Deux options sont envisagées : une mesure limitée aux "zones les mieux dotées", ou un dispositif national avec "un nombre cible de postes conventionnés" dans chaque territoire. Le rapport évoque aussi la possibilité de forcer les jeunes diplômés à exercer "dans des zones sous-denses pour une durée déterminée" avant de s'installer en libéral. Des propositions qui ne séduisent pas Agnès Buzyn et Gérald Darmanin. "L’efficacité du conventionnement collectif n’est pas démontrée pour toutes les professions de santé. (…) Le maintien d’une présence médicale durable dans les territoires fragiles ne peut se faire sans l’implication des professionnels", expliquent-ils. "Toute forme de coercition sera de nature à diminuer les installations", commente en parallèle le Syndical des médecins libéraux.
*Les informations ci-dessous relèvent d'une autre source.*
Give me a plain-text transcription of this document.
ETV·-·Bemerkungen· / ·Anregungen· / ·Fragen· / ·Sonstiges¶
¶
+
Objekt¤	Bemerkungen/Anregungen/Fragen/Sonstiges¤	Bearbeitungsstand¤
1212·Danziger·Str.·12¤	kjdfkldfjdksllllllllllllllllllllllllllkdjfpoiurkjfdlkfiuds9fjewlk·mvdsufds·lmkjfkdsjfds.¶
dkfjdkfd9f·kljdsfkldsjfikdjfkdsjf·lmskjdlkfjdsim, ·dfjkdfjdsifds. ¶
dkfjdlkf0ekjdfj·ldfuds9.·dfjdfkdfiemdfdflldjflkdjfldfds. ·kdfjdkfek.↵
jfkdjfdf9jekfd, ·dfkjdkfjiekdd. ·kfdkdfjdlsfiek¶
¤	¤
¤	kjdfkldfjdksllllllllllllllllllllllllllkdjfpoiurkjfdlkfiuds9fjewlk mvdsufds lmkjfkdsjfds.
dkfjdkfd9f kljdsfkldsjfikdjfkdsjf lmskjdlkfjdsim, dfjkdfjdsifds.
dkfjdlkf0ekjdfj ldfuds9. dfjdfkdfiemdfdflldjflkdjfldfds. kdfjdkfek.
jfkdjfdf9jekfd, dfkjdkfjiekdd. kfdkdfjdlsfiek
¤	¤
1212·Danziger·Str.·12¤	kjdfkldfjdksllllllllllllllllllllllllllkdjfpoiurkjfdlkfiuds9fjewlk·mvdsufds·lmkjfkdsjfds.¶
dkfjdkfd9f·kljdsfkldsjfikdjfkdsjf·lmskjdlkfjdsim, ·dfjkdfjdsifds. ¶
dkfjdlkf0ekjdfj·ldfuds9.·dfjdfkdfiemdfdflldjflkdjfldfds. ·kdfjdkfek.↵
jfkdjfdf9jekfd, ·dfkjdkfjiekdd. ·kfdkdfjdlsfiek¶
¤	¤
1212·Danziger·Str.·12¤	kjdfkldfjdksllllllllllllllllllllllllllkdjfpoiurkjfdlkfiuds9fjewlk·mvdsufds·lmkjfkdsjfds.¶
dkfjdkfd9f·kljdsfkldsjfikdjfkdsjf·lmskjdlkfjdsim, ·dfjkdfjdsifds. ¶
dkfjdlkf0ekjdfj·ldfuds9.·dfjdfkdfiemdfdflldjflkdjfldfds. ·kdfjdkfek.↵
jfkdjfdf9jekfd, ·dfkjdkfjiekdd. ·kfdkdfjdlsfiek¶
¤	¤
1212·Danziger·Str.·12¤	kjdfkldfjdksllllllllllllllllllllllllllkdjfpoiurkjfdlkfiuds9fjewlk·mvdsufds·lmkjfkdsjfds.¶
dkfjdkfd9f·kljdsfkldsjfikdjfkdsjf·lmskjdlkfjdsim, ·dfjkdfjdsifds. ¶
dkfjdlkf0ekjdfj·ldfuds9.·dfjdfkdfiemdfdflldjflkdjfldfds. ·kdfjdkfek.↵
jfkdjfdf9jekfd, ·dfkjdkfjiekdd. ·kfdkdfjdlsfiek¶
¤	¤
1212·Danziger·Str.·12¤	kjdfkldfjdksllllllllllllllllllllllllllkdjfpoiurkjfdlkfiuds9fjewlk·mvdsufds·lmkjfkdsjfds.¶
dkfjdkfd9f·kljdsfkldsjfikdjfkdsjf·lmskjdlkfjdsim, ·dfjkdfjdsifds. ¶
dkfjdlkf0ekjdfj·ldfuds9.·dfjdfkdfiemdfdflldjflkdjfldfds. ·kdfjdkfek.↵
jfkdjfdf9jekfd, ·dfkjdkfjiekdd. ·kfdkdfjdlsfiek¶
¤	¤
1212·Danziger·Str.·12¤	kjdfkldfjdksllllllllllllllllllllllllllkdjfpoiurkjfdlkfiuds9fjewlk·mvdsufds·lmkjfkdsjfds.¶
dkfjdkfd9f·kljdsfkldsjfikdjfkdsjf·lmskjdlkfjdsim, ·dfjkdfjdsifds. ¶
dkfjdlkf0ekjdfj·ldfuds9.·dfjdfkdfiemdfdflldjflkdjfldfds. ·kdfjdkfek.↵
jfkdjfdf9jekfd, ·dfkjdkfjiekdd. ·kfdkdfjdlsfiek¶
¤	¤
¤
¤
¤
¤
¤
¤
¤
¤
"La juste répartition des professionnels de santé est un sujet complexe, et je ne crois pas à l’obligation ou au conventionnement sélectif comme la Cour le propose", déclare de son côté Nicolas Revel, directeur de la Caisse nationale d’assurance maladie (Cnam). "Il faut agir sur un ensemble de leviers, en facilitant l’installation libérale, afin de libérer du temps médical par le développement de l’exercice regroupé, les délégations de tâches entre professions de santé." Vu les nombreuses réticences, pas sûr que les mesures avancées par la Cour des comptes voient le jour dans les prochaines années.